Entre ceux qui méconnaissent une nation si calme, si fidèle et nous qui, avec une conviction profonde, venons déposer dans votre sein les douleurs de tout un peuple jaloux de l’estime et de la confiance de son roi, que la haute sagesse de Votre Majesté prononce ! Ses royales prérogatives [p.619] ont placé dans ses mains les moyens d’assurer, entre les pouvoirs de l’État, cette harmonie constitutionnelle, première et nécessaire condition de la force du trône et de la grandeur de la France. »


Le roi a répondu :

« Monsieur, j’ai entendu l’adresse que vous me présentez au nom de la Chambre des députés.
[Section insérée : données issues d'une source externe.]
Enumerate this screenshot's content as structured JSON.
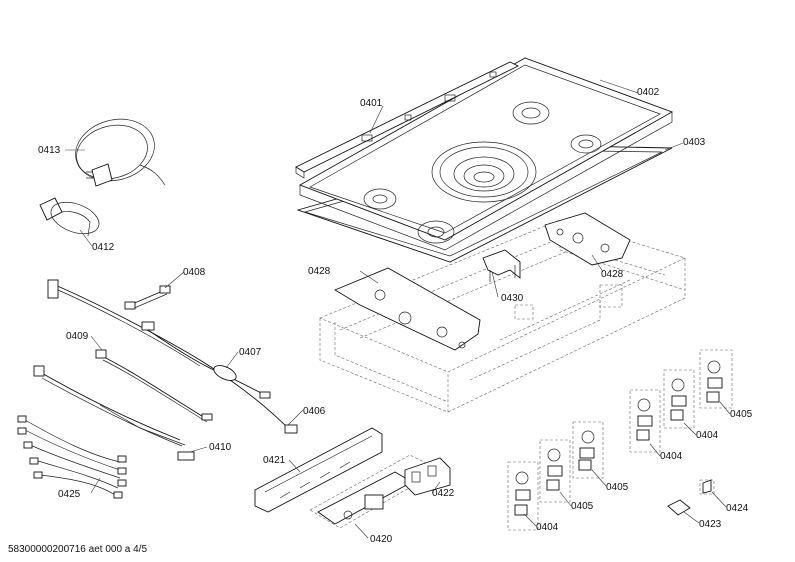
{
  "diagram": {
    "labels": {
      "p0401": "0401",
      "p0402": "0402",
      "p0403": "0403",
      "p0404a": "0404",
      "p0404b": "0404",
      "p0404c": "0404",
      "p0405a": "0405",
      "p0405b": "0405",
      "p0405c": "0405",
      "p0406": "0406",
      "p0407": "0407",
      "p0408": "0408",
      "p0409": "0409",
      "p0410": "0410",
      "p0412": "0412",
      "p0413": "0413",
      "p0420": "0420",
      "p0421": "0421",
      "p0422": "0422",
      "p0423": "0423",
      "p0424": "0424",
      "p0425": "0425",
      "p0428a": "0428",
      "p0428b": "0428",
      "p0430": "0430"
    },
    "footer": "58300000200716 aet 000 a 4/5"
  }
}
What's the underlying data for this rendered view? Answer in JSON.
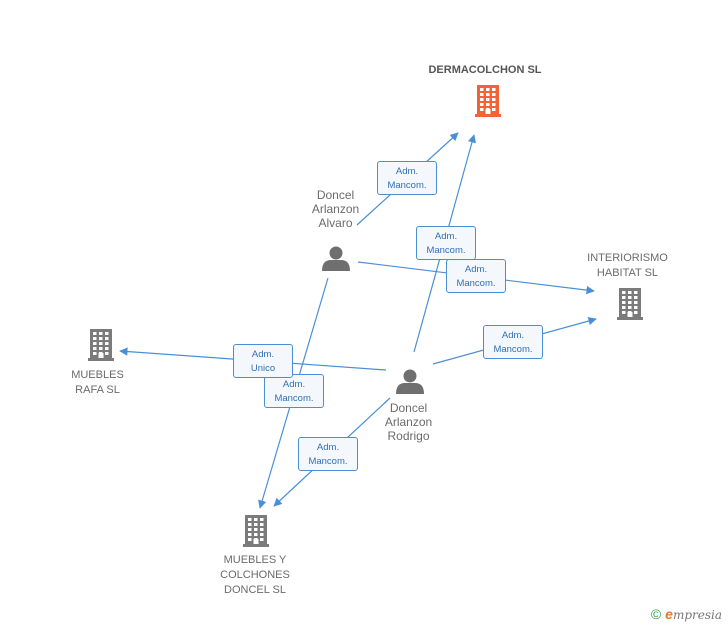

J’avais droit de compter sur le concours des deux Chambres pour accomplir tout le bien que je méditais ; mon cœur s’afflige de voir les députés des départements déclarer que, de leur part, ce concours n’existe pas.

Messieurs, j’ai annoncé mes résolutions dans mon discours d’ouverture de la session. Ces résolutions sont immuables ; l’intérêt de mon peuple me défend de m’en écarter.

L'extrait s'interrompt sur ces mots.